The Advisor acknowledges that the services to be rendered by the Advisor
are of a special, unique and extraordinary character, and in connection with
such services, the Advisor will have access to confidential information vital to
the Company's and its Parent's business. By reason of this, the Advisor agrees
that if the Advisor violates any of the provisions of this Agreement with
respect to non-competition, diversion of the Company's and its Parent's clients
or employees, or confidentiality, the Company and the Parent would sustain
irreparable harm, and therefore, in addition to any other remedies that the
Company and Parent may have under this Agreement, the Company and Parent will be
entitled to apply to any court of competent jurisdiction for equitable relief,
including specific performance and injunctions restraining the Advisor from
committing or continuing any such violation of this Agreement.
(b) The Advisor further agrees that no bond or other security will be
required in obtaining equitable relief and the Advisor hereby consents to the
issuance of an injunction and to the ordering of specific performance.
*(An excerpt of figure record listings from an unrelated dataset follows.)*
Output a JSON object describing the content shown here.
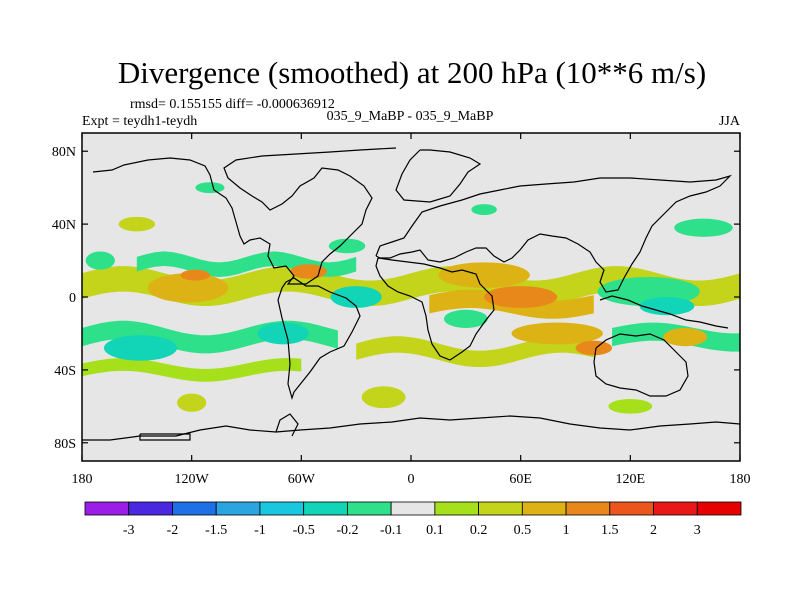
{
  "chart_data": {
    "type": "heatmap",
    "title": "Divergence (smoothed) at 200 hPa (10**6 m/s)",
    "stats_label": "rmsd= 0.155155 diff= -0.000636912",
    "expt_label": "Expt = teydh1-teydh",
    "case_label": "035_9_MaBP - 035_9_MaBP",
    "season_label": "JJA",
    "x_ticks": [
      {
        "lon": -180,
        "label": "180"
      },
      {
        "lon": -120,
        "label": "120W"
      },
      {
        "lon": -60,
        "label": "60W"
      },
      {
        "lon": 0,
        "label": "0"
      },
      {
        "lon": 60,
        "label": "60E"
      },
      {
        "lon": 120,
        "label": "120E"
      },
      {
        "lon": 180,
        "label": "180"
      }
    ],
    "y_ticks": [
      {
        "lat": 80,
        "label": "80N"
      },
      {
        "lat": 40,
        "label": "40N"
      },
      {
        "lat": 0,
        "label": "0"
      },
      {
        "lat": -40,
        "label": "40S"
      },
      {
        "lat": -80,
        "label": "80S"
      }
    ],
    "xlim": [
      -180,
      180
    ],
    "ylim": [
      -90,
      90
    ],
    "colorbar": {
      "labels": [
        "-3",
        "-2",
        "-1.5",
        "-1",
        "-0.5",
        "-0.2",
        "-0.1",
        "0.1",
        "0.2",
        "0.5",
        "1",
        "1.5",
        "2",
        "3"
      ],
      "colors": [
        "#9a1ee6",
        "#4a28e0",
        "#1f6fe6",
        "#2aa5e0",
        "#19c7de",
        "#11d5b6",
        "#2ee08a",
        "#e6e6e6",
        "#a6e01a",
        "#c4d41a",
        "#dcb214",
        "#e8881a",
        "#ec561c",
        "#e81818",
        "#e60000"
      ]
    },
    "regions": [
      {
        "shape": "band",
        "lat": 6,
        "lon_start": -180,
        "lon_end": 180,
        "width": 14,
        "amp": 4,
        "freq": 2,
        "value": 0.2
      },
      {
        "shape": "band",
        "lat": -4,
        "lon_start": 10,
        "lon_end": 100,
        "width": 10,
        "amp": 3,
        "freq": 2,
        "value": 0.5
      },
      {
        "shape": "band",
        "lat": 18,
        "lon_start": -150,
        "lon_end": -30,
        "width": 8,
        "amp": 3,
        "freq": 3,
        "value": -0.2
      },
      {
        "shape": "band",
        "lat": -22,
        "lon_start": -180,
        "lon_end": -40,
        "width": 10,
        "amp": 4,
        "freq": 2,
        "value": -0.2
      },
      {
        "shape": "band",
        "lat": -22,
        "lon_start": 110,
        "lon_end": 180,
        "width": 10,
        "amp": 3,
        "freq": 2,
        "value": -0.2
      },
      {
        "shape": "band",
        "lat": -30,
        "lon_start": -30,
        "lon_end": 100,
        "width": 9,
        "amp": 4,
        "freq": 2,
        "value": 0.2
      },
      {
        "shape": "band",
        "lat": -40,
        "lon_start": -180,
        "lon_end": -60,
        "width": 7,
        "amp": 3,
        "freq": 2,
        "value": 0.1
      },
      {
        "shape": "ellipse",
        "lon": -122,
        "lat": 5,
        "rx": 22,
        "ry": 8,
        "value": 0.5
      },
      {
        "shape": "ellipse",
        "lon": -118,
        "lat": 12,
        "rx": 8,
        "ry": 3,
        "value": 1
      },
      {
        "shape": "ellipse",
        "lon": -56,
        "lat": 14,
        "rx": 10,
        "ry": 4,
        "value": 1
      },
      {
        "shape": "ellipse",
        "lon": -30,
        "lat": 0,
        "rx": 14,
        "ry": 6,
        "value": -0.5
      },
      {
        "shape": "ellipse",
        "lon": -70,
        "lat": -20,
        "rx": 14,
        "ry": 6,
        "value": -0.5
      },
      {
        "shape": "ellipse",
        "lon": -148,
        "lat": -28,
        "rx": 20,
        "ry": 7,
        "value": -0.5
      },
      {
        "shape": "ellipse",
        "lon": 40,
        "lat": 12,
        "rx": 25,
        "ry": 7,
        "value": 0.5
      },
      {
        "shape": "ellipse",
        "lon": 60,
        "lat": 0,
        "rx": 20,
        "ry": 6,
        "value": 1
      },
      {
        "shape": "ellipse",
        "lon": 30,
        "lat": -12,
        "rx": 12,
        "ry": 5,
        "value": -0.2
      },
      {
        "shape": "ellipse",
        "lon": 80,
        "lat": -20,
        "rx": 25,
        "ry": 6,
        "value": 0.5
      },
      {
        "shape": "ellipse",
        "lon": 100,
        "lat": -28,
        "rx": 10,
        "ry": 4,
        "value": 1
      },
      {
        "shape": "ellipse",
        "lon": 130,
        "lat": 3,
        "rx": 28,
        "ry": 8,
        "value": -0.2
      },
      {
        "shape": "ellipse",
        "lon": 140,
        "lat": -5,
        "rx": 15,
        "ry": 5,
        "value": -0.5
      },
      {
        "shape": "ellipse",
        "lon": 150,
        "lat": -22,
        "rx": 12,
        "ry": 5,
        "value": 0.5
      },
      {
        "shape": "ellipse",
        "lon": 160,
        "lat": 38,
        "rx": 16,
        "ry": 5,
        "value": -0.2
      },
      {
        "shape": "ellipse",
        "lon": -150,
        "lat": 40,
        "rx": 10,
        "ry": 4,
        "value": 0.2
      },
      {
        "shape": "ellipse",
        "lon": -35,
        "lat": 28,
        "rx": 10,
        "ry": 4,
        "value": -0.2
      },
      {
        "shape": "ellipse",
        "lon": -110,
        "lat": 60,
        "rx": 8,
        "ry": 3,
        "value": -0.2
      },
      {
        "shape": "ellipse",
        "lon": 40,
        "lat": 48,
        "rx": 7,
        "ry": 3,
        "value": -0.2
      },
      {
        "shape": "ellipse",
        "lon": -15,
        "lat": -55,
        "rx": 12,
        "ry": 6,
        "value": 0.2
      },
      {
        "shape": "ellipse",
        "lon": -120,
        "lat": -58,
        "rx": 8,
        "ry": 5,
        "value": 0.2
      },
      {
        "shape": "ellipse",
        "lon": 120,
        "lat": -60,
        "rx": 12,
        "ry": 4,
        "value": 0.1
      },
      {
        "shape": "ellipse",
        "lon": -170,
        "lat": 20,
        "rx": 8,
        "ry": 5,
        "value": -0.2
      }
    ]
  }
}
(c) The Advisor further agrees that he will be required to sign an
INFORMATION EVALUATION AND NON-DISCLOSURE AGREEMENT in order to accept the
position on the SCTI Medical and Scientific Advisory Board.
9. INDEMNITY
The Advisor shall and does hereby agree to defend, indemnify, release, and
save harmless the Company, or companies agents, representatives, servants,
employees, attorneys, and assigns from and against any and all suits, actions,
judgments, damages, costs, expenses, and attorneys fees incurred in defense of
any action or proceeding arising out of the performance of this agreement
10. NOTICES.
Any notice, request, demand or other communication required or permitted to
be given under this Agreement will be sufficient if in writing and if delivered
personally, or sent by certified or registered mail as follows (or to such other
addressee or address as will be set forth in a notice given in the same manner):
IF TO THE ADVISOR:
Xx. Xxxxxx Xxxxxxxx, MD.
IF TO THE COMPANY:
Xxxxxx X. Xxx
CEO/Chairman
Stem Cell Therapy International Inc.
0000 Xxxxx Xxxx Xxxxxx, 0xx Xxxxx, Xxxxx #000
Xxxxx, XX 00000
Any such notice will be deemed to be given on the date delivered or mailed
in the manner provided above.
11. WAIVER OF BREACH.
The waiver by the Company or by the Advisor of a breach of any provision of
this Agreement by the other party will not operate, or be construed, as a waiver
of any other breach of such other party.
12. ASSIGNMENT.
This Agreement will inure to the benefit of, and be binding upon, the
Company, its successors and assigns. This Agreement will be binding on the
Advisor, the Advisor's heirs, executors or administrators, and legal
representatives. However, this Agreement will not be assignable by the Advisor
nor may the obligations of the Advisor be delegated, without express written
consent of the Company.
13. ENTIRE AGREEMENT.
This Agreement represents the entire understanding of the parties and
supersedes all previous agreements, oral or written, between the parties and any
modification of the agreement must be in writing and executed by the parties.
This is a personal services contract and the Advisor may not assign any rights
or delegate any duties of the Advisor under this agreement.
14. APPLICABLE LAW.
The parties agree that this Agreement will be construed and enforced
pursuant to the laws of the Commonwealth of Pennsylvania.
IN WITNESS WHEREOF, the parties have set their hands as of the day and year
first above written.
STEM CELL THERAPY INTERNATIONAL, INC. SCTI MEDICAL AND SCIENTIFIC BOARD
ADVISOR
By: BY: ____________________________
Xxxxxx X. Xxx, CEO/Chairman Xx. Xxxxxx Xxxxxxxx, MD.